Brian’s Time-Lapse Sharing Automation

  1. OctoPrint-IFTTT creates a webhook to IFTTT at the completion of creating a time-lapse video and triggers activity that uploads the video to a particular folder in my Google Drive account.
  2. Zapier monitors Google Drive and when a new file is uploaded to the specified folder, it is uploaded to my YouTube channel.
  3. Using IFTTT, I created two new actions to share the YouTube video’s URL to both Twitter and Facebook.

What’d I think?

I was–and still am–pretty excited to have achieved a goal that I’d had in my head for quite a while. But in this particular case, most of the value wound up being found in the travel–not in the actual destination. I knew that automating the sharing of these videos would be formulaic, but I wound up being turned off by what showed up in my social media feed. I also didn’t quite appreciate how convoluted the automation wound up being. I was reliant on far too many different services working independently of each other in the hopes of accomplishing my task.

In the end, a somewhat convoluted process to generate a formulaic result seemed like a bad combination to me. However, I did decide to go ahead and keep the initial step that results in the time-lapse being uploaded to Google Drive.

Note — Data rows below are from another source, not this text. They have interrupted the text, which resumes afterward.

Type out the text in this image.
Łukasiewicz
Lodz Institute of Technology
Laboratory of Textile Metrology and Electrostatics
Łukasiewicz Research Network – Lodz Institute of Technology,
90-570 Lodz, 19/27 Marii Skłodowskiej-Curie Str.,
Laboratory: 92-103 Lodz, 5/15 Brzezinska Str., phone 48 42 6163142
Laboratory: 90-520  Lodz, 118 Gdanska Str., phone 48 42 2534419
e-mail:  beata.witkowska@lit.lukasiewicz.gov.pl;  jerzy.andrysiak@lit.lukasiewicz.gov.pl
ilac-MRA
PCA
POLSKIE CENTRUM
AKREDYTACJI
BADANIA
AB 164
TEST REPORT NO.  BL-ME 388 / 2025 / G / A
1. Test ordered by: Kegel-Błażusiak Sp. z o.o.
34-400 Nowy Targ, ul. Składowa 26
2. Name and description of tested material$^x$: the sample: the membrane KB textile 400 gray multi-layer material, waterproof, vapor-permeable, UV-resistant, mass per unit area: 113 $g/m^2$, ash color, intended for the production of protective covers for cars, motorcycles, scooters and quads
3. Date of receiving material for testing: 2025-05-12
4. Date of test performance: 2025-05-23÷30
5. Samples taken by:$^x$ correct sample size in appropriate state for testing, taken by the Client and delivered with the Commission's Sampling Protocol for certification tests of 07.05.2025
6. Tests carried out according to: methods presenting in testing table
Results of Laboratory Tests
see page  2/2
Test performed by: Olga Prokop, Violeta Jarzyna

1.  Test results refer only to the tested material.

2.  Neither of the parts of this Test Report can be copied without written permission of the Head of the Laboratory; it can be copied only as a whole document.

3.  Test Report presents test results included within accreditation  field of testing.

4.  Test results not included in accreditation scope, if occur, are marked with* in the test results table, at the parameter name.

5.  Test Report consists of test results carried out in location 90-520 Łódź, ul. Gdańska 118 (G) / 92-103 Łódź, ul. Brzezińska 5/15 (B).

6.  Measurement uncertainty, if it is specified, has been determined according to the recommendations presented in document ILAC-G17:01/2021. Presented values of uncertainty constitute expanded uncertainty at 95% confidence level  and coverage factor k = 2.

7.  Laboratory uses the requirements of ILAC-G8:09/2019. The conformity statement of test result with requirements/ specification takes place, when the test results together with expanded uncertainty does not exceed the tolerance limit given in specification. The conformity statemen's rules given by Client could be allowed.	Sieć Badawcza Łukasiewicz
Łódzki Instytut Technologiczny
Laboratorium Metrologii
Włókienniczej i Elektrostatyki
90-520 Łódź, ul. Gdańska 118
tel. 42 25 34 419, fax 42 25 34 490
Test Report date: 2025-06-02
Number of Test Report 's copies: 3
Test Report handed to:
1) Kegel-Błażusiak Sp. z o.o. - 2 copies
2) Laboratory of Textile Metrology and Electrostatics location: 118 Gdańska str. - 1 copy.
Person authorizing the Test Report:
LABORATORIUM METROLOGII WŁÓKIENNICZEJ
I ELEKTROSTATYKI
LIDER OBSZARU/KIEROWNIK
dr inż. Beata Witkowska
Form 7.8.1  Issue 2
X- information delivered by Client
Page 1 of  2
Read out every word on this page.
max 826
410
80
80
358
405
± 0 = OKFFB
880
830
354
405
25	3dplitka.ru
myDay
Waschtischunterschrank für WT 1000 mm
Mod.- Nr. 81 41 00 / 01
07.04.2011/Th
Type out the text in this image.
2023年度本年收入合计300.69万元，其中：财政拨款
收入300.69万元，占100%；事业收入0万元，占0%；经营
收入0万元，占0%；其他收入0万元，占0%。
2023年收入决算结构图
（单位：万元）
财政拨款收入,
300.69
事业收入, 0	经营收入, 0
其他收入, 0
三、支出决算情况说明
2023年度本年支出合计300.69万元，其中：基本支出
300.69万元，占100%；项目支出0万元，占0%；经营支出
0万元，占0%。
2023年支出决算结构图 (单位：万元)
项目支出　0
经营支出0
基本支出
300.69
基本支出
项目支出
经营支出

Having the time-lapse videos up on Google Drive would make sharing them to social media quite a bit simpler.

What’s Next?

To be honest, I don’t know! Regardless of the fact that I wasn’t a huge fan of how it turned out, I’m still pretty in shock that one of the more meaningful goals was achieved. I probably would appreciate adding a couple new IFTTT applets to send me a Pushover notificationon my mobile devices when a print finishes or failed. I think maybe it’d be neat just to keep a Google Spreadsheet to log all the different prints I’ve done and how long they took. What sort of functionality would you like to see triggered in IFTTT by your 3D printer?